See the Andes by horseback
The gaucho, or cowboy, is one of the symbols of Argentina, so what better way to see the countryside than on a horse? As you’ll notice in Argentina, people are chill and take their time. Daniel, our guide (booked through Mendoza Andes), abides by this custom, unhurriedly putting the blankets and saddles on his horses before we trot through the mountains.
While you wait, Daniel’s wife Marisa serves sopaipillas directly from the fryer (a pastry generously garnished with sugar). If you’ve never had mate before, this is your chance. Passed around the table is a mate gourd, which you drink from a metal straw and share with everyone at the table.
Once the horses are saddled up, get ready for four hours of riding through the mountains in the pre-Andes. Crossing rivers and riding across the mountain peaks is not for the faint of heart, but the views are unforgettable.
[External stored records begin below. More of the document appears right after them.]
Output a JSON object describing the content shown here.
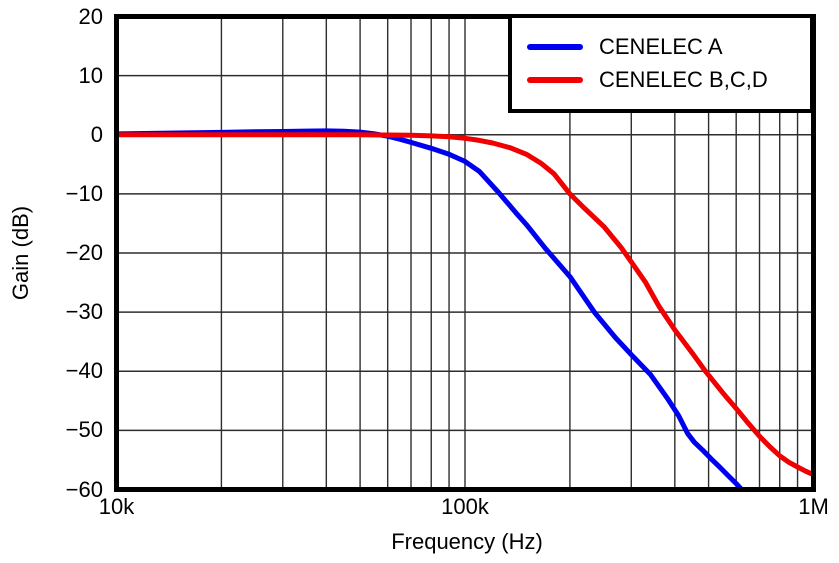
{
  "chart_data": {
    "type": "line",
    "title": "",
    "xlabel": "Frequency (Hz)",
    "ylabel": "Gain (dB)",
    "x_scale": "log",
    "x_range": [
      10000,
      1000000
    ],
    "ylim": [
      -60,
      20
    ],
    "grid": true,
    "legend_position": "top-right",
    "x_major_ticks": [
      {
        "value": 10000,
        "label": "10k"
      },
      {
        "value": 100000,
        "label": "100k"
      },
      {
        "value": 1000000,
        "label": "1M"
      }
    ],
    "x_minor_gridlines": [
      20000,
      30000,
      40000,
      50000,
      60000,
      70000,
      80000,
      90000,
      100000,
      200000,
      300000,
      400000,
      500000,
      600000,
      700000,
      800000,
      900000
    ],
    "y_ticks": [
      {
        "value": 20,
        "label": "20"
      },
      {
        "value": 10,
        "label": "10"
      },
      {
        "value": 0,
        "label": "0"
      },
      {
        "value": -10,
        "label": "−10"
      },
      {
        "value": -20,
        "label": "−20"
      },
      {
        "value": -30,
        "label": "−30"
      },
      {
        "value": -40,
        "label": "−40"
      },
      {
        "value": -50,
        "label": "−50"
      },
      {
        "value": -60,
        "label": "−60"
      }
    ],
    "y_gridlines": [
      10,
      0,
      -10,
      -20,
      -30,
      -40,
      -50
    ],
    "frame_color": "#000000",
    "grid_color": "#2e2e2e",
    "series": [
      {
        "name": "CENELEC A",
        "color": "#0000F0",
        "points": [
          [
            10000,
            0.15
          ],
          [
            15000,
            0.3
          ],
          [
            20000,
            0.4
          ],
          [
            25000,
            0.5
          ],
          [
            30000,
            0.55
          ],
          [
            35000,
            0.62
          ],
          [
            40000,
            0.65
          ],
          [
            45000,
            0.6
          ],
          [
            50000,
            0.45
          ],
          [
            55000,
            0.15
          ],
          [
            60000,
            -0.25
          ],
          [
            65000,
            -0.75
          ],
          [
            70000,
            -1.3
          ],
          [
            80000,
            -2.3
          ],
          [
            90000,
            -3.3
          ],
          [
            100000,
            -4.5
          ],
          [
            110000,
            -6.2
          ],
          [
            125000,
            -9.8
          ],
          [
            140000,
            -13.2
          ],
          [
            150000,
            -15.2
          ],
          [
            170000,
            -19.2
          ],
          [
            200000,
            -24.0
          ],
          [
            235000,
            -30.0
          ],
          [
            270000,
            -34.3
          ],
          [
            300000,
            -37.2
          ],
          [
            340000,
            -40.5
          ],
          [
            380000,
            -44.5
          ],
          [
            410000,
            -47.5
          ],
          [
            435000,
            -50.5
          ],
          [
            455000,
            -52.0
          ],
          [
            480000,
            -53.3
          ],
          [
            510000,
            -54.9
          ],
          [
            540000,
            -56.3
          ],
          [
            570000,
            -57.7
          ],
          [
            600000,
            -59.0
          ],
          [
            622000,
            -60.0
          ]
        ]
      },
      {
        "name": "CENELEC B,C,D",
        "color": "#F00000",
        "points": [
          [
            10000,
            0.0
          ],
          [
            20000,
            0.0
          ],
          [
            30000,
            0.0
          ],
          [
            40000,
            0.0
          ],
          [
            50000,
            0.0
          ],
          [
            60000,
            -0.05
          ],
          [
            70000,
            -0.1
          ],
          [
            80000,
            -0.2
          ],
          [
            90000,
            -0.35
          ],
          [
            100000,
            -0.6
          ],
          [
            110000,
            -0.95
          ],
          [
            120000,
            -1.4
          ],
          [
            135000,
            -2.2
          ],
          [
            150000,
            -3.3
          ],
          [
            165000,
            -4.8
          ],
          [
            180000,
            -6.6
          ],
          [
            200000,
            -10.0
          ],
          [
            220000,
            -12.4
          ],
          [
            250000,
            -15.5
          ],
          [
            280000,
            -19.0
          ],
          [
            300000,
            -21.5
          ],
          [
            330000,
            -25.0
          ],
          [
            360000,
            -29.0
          ],
          [
            400000,
            -33.0
          ],
          [
            450000,
            -37.0
          ],
          [
            490000,
            -40.0
          ],
          [
            550000,
            -43.7
          ],
          [
            600000,
            -46.3
          ],
          [
            650000,
            -48.8
          ],
          [
            700000,
            -51.0
          ],
          [
            750000,
            -52.8
          ],
          [
            800000,
            -54.3
          ],
          [
            850000,
            -55.4
          ],
          [
            900000,
            -56.2
          ],
          [
            950000,
            -56.9
          ],
          [
            1000000,
            -57.5
          ]
        ]
      }
    ]
  }
}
Hit the Argentinean club, or boliche
Don’t go to the club, or boliche, the same day as you plan to go horse-riding because you’ll likely be there til at least 6am, if not 10am. Get to dance with someone who actually knows how (no sloppy grinding here ). Practise your Spanish before your trip, because a lot of Latin Americans learn English from TV, meaning they can understand it, but they often can’t speak it. Don’t be embarrassed by your accent – they find it cute, so try your best and strike up a conversation. You’ll get a confused “de dónde sos?!” but you’ll end up dancing to J Balvin and probably have a friend for life (or your next life partner, which is not even a joke).
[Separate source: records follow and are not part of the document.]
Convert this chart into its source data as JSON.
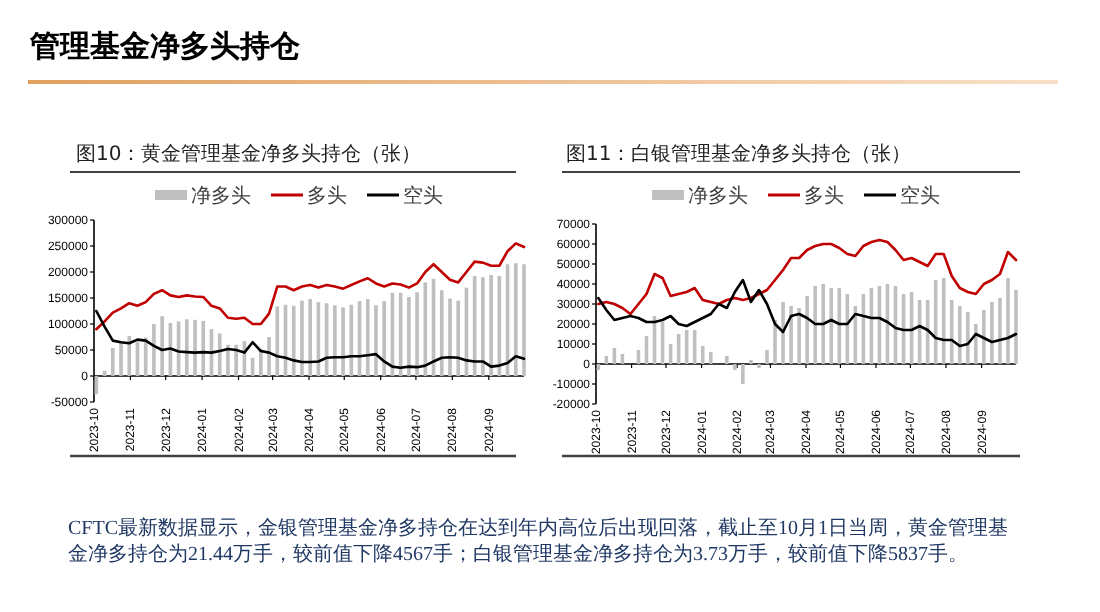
{
  "chart_data": [
    {
      "type": "other",
      "title": "管理基金净多头持仓",
      "annotations": [
        "CFTC最新数据显示，金银管理基金净多持仓在达到年内高位后出现回落，截止至10月1日当周，黄金管理基金净多持仓为21.44万手，较前值下降4567手；白银管理基金净多持仓为3.73万手，较前值下降5837手。"
      ]
    },
    {
      "type": "line",
      "title": "图10：黄金管理基金净多头持仓（张）",
      "legend": "top",
      "x": [
        "2023-10-03",
        "2023-10-10",
        "2023-10-17",
        "2023-10-24",
        "2023-10-31",
        "2023-11-07",
        "2023-11-14",
        "2023-11-21",
        "2023-11-28",
        "2023-12-05",
        "2023-12-12",
        "2023-12-19",
        "2023-12-26",
        "2024-01-02",
        "2024-01-09",
        "2024-01-16",
        "2024-01-23",
        "2024-01-30",
        "2024-02-06",
        "2024-02-13",
        "2024-02-20",
        "2024-02-27",
        "2024-03-05",
        "2024-03-12",
        "2024-03-19",
        "2024-03-26",
        "2024-04-02",
        "2024-04-09",
        "2024-04-16",
        "2024-04-23",
        "2024-04-30",
        "2024-05-07",
        "2024-05-14",
        "2024-05-21",
        "2024-05-28",
        "2024-06-04",
        "2024-06-11",
        "2024-06-18",
        "2024-06-25",
        "2024-07-02",
        "2024-07-09",
        "2024-07-16",
        "2024-07-23",
        "2024-07-30",
        "2024-08-06",
        "2024-08-13",
        "2024-08-20",
        "2024-08-27",
        "2024-09-03",
        "2024-09-10",
        "2024-09-17",
        "2024-09-24",
        "2024-10-01"
      ],
      "xlim": [
        "2023-10-01",
        "2024-10-01"
      ],
      "xticks": [
        "2023-10",
        "2023-11",
        "2023-12",
        "2024-01",
        "2024-02",
        "2024-03",
        "2024-04",
        "2024-05",
        "2024-06",
        "2024-07",
        "2024-08",
        "2024-09"
      ],
      "ylim": [
        -50000,
        300000
      ],
      "yticks": [
        -50000,
        0,
        50000,
        100000,
        150000,
        200000,
        250000,
        300000
      ],
      "series": [
        {
          "name": "净多头",
          "type": "bar",
          "color": "#bfbfbf",
          "values": [
            -35000,
            10000,
            54000,
            65000,
            77000,
            65000,
            74000,
            100000,
            115000,
            102000,
            105000,
            109000,
            108000,
            106000,
            90000,
            82000,
            60000,
            60000,
            67000,
            35000,
            52000,
            75000,
            134000,
            137000,
            135000,
            145000,
            148000,
            142000,
            140000,
            136000,
            132000,
            137000,
            144000,
            148000,
            136000,
            144000,
            160000,
            160000,
            152000,
            161000,
            180000,
            187000,
            165000,
            149000,
            145000,
            170000,
            192000,
            190000,
            194000,
            192000,
            215000,
            217000,
            215000
          ]
        },
        {
          "name": "多头",
          "type": "line",
          "color": "#c00000",
          "values": [
            90000,
            105000,
            122000,
            130000,
            140000,
            135000,
            142000,
            158000,
            165000,
            155000,
            152000,
            155000,
            153000,
            152000,
            135000,
            130000,
            112000,
            110000,
            112000,
            100000,
            100000,
            120000,
            172000,
            172000,
            165000,
            172000,
            175000,
            170000,
            175000,
            172000,
            168000,
            175000,
            182000,
            188000,
            178000,
            172000,
            178000,
            176000,
            170000,
            178000,
            200000,
            215000,
            200000,
            185000,
            180000,
            200000,
            220000,
            218000,
            212000,
            212000,
            240000,
            255000,
            248000
          ]
        },
        {
          "name": "空头",
          "type": "line",
          "color": "#000000",
          "values": [
            125000,
            95000,
            68000,
            65000,
            63000,
            70000,
            68000,
            58000,
            50000,
            53000,
            47000,
            46000,
            45000,
            46000,
            45000,
            48000,
            52000,
            50000,
            45000,
            65000,
            48000,
            45000,
            38000,
            35000,
            30000,
            27000,
            27000,
            28000,
            35000,
            36000,
            36000,
            38000,
            38000,
            40000,
            42000,
            28000,
            18000,
            16000,
            18000,
            17000,
            20000,
            28000,
            35000,
            36000,
            35000,
            30000,
            28000,
            28000,
            18000,
            20000,
            25000,
            38000,
            33000
          ]
        }
      ]
    },
    {
      "type": "line",
      "title": "图11：白银管理基金净多头持仓（张）",
      "legend": "top",
      "x": [
        "2023-10-03",
        "2023-10-10",
        "2023-10-17",
        "2023-10-24",
        "2023-10-31",
        "2023-11-07",
        "2023-11-14",
        "2023-11-21",
        "2023-11-28",
        "2023-12-05",
        "2023-12-12",
        "2023-12-19",
        "2023-12-26",
        "2024-01-02",
        "2024-01-09",
        "2024-01-16",
        "2024-01-23",
        "2024-01-30",
        "2024-02-06",
        "2024-02-13",
        "2024-02-20",
        "2024-02-27",
        "2024-03-05",
        "2024-03-12",
        "2024-03-19",
        "2024-03-26",
        "2024-04-02",
        "2024-04-09",
        "2024-04-16",
        "2024-04-23",
        "2024-04-30",
        "2024-05-07",
        "2024-05-14",
        "2024-05-21",
        "2024-05-28",
        "2024-06-04",
        "2024-06-11",
        "2024-06-18",
        "2024-06-25",
        "2024-07-02",
        "2024-07-09",
        "2024-07-16",
        "2024-07-23",
        "2024-07-30",
        "2024-08-06",
        "2024-08-13",
        "2024-08-20",
        "2024-08-27",
        "2024-09-03",
        "2024-09-10",
        "2024-09-17",
        "2024-09-24",
        "2024-10-01"
      ],
      "xlim": [
        "2023-10-01",
        "2024-10-01"
      ],
      "xticks": [
        "2023-10",
        "2023-11",
        "2023-12",
        "2024-01",
        "2024-02",
        "2024-03",
        "2024-04",
        "2024-05",
        "2024-06",
        "2024-07",
        "2024-08",
        "2024-09"
      ],
      "ylim": [
        -20000,
        70000
      ],
      "yticks": [
        -20000,
        -10000,
        0,
        10000,
        20000,
        30000,
        40000,
        50000,
        60000,
        70000
      ],
      "series": [
        {
          "name": "净多头",
          "type": "bar",
          "color": "#bfbfbf",
          "values": [
            -3000,
            4000,
            8000,
            5000,
            null,
            7000,
            14000,
            24000,
            21000,
            10000,
            15000,
            17000,
            17000,
            9000,
            6000,
            0,
            4000,
            -3000,
            -10000,
            2000,
            -2000,
            7000,
            22000,
            31000,
            29000,
            28000,
            34000,
            39000,
            40000,
            38000,
            38000,
            35000,
            29000,
            35000,
            38000,
            39000,
            40000,
            39000,
            35000,
            36000,
            32000,
            32000,
            42000,
            43000,
            32000,
            29000,
            26000,
            20000,
            27000,
            31000,
            33000,
            43000,
            37000
          ]
        },
        {
          "name": "多头",
          "type": "line",
          "color": "#c00000",
          "values": [
            30000,
            31000,
            30000,
            28000,
            25000,
            30000,
            35000,
            45000,
            43000,
            34000,
            35000,
            36000,
            38000,
            32000,
            31000,
            30000,
            32000,
            33000,
            32000,
            33000,
            35000,
            37000,
            42000,
            47000,
            53000,
            53000,
            57000,
            59000,
            60000,
            60000,
            58000,
            55000,
            54000,
            59000,
            61000,
            62000,
            61000,
            57000,
            52000,
            53000,
            51000,
            49000,
            55000,
            55000,
            44000,
            38000,
            36000,
            35000,
            40000,
            42000,
            45000,
            56000,
            52000
          ]
        },
        {
          "name": "空头",
          "type": "line",
          "color": "#000000",
          "values": [
            33000,
            27000,
            22000,
            23000,
            24000,
            23000,
            21000,
            21000,
            22000,
            24000,
            20000,
            19000,
            21000,
            23000,
            25000,
            30000,
            28000,
            36000,
            42000,
            31000,
            37000,
            30000,
            20000,
            16000,
            24000,
            25000,
            23000,
            20000,
            20000,
            22000,
            20000,
            20000,
            25000,
            24000,
            23000,
            23000,
            21000,
            18000,
            17000,
            17000,
            19000,
            17000,
            13000,
            12000,
            12000,
            9000,
            10000,
            15000,
            13000,
            11000,
            12000,
            13000,
            15000
          ]
        }
      ]
    }
  ]
}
Getting to the club in Mendoza is unlike taking a quick Uber to some divey venue in central London, New York or Paris. You’re driving through the pre-Andes region outside of the city of Mendoza, making this like one of those romantic cab rides through the hills of Ibiza when you’re headed to a club – only better.
If you’re from Europe or the United States, the dance culture in Argentina can seem a little…different. Guys will ask girls to dance and do a few twirls before walking away, or, pursuing you relentlessly (their piropos, if you’re a girl, will likely amuse you with their creativity).
Mendocinos are known to be less forward than Porteños, the residents of Buenos Aires. While a Porteño guy or girl might immediately add you on Facebook an hour after you’ve left the boliche, you might have to be the one to make the first move with a Mendocino. And don’t worry, they’ll tell you if they just want to be friends.
Since club trends wax and wane, ask locals which boliches are the current best. There’s nothing worse than ending up at a club that’s past its expiration date.
Stay at The Vines
Here you can make your own small-batch wine under the supervision of acclaimed winemaker Santiago Achával in the Uco Valley. The resort is also home to Siete Fuegos, one of world-renowned chef Francis Mallmann’s restaurants. If you haven’t watched season one, episode three of the Netflix series Chef’s Table, Mallmann is famous for his Patagonian cuisine, where cast irons and wood fire recall the traditions of indigenous, pre-colonial dwellers, as well as gauchos, the Argentinian “cowboys”.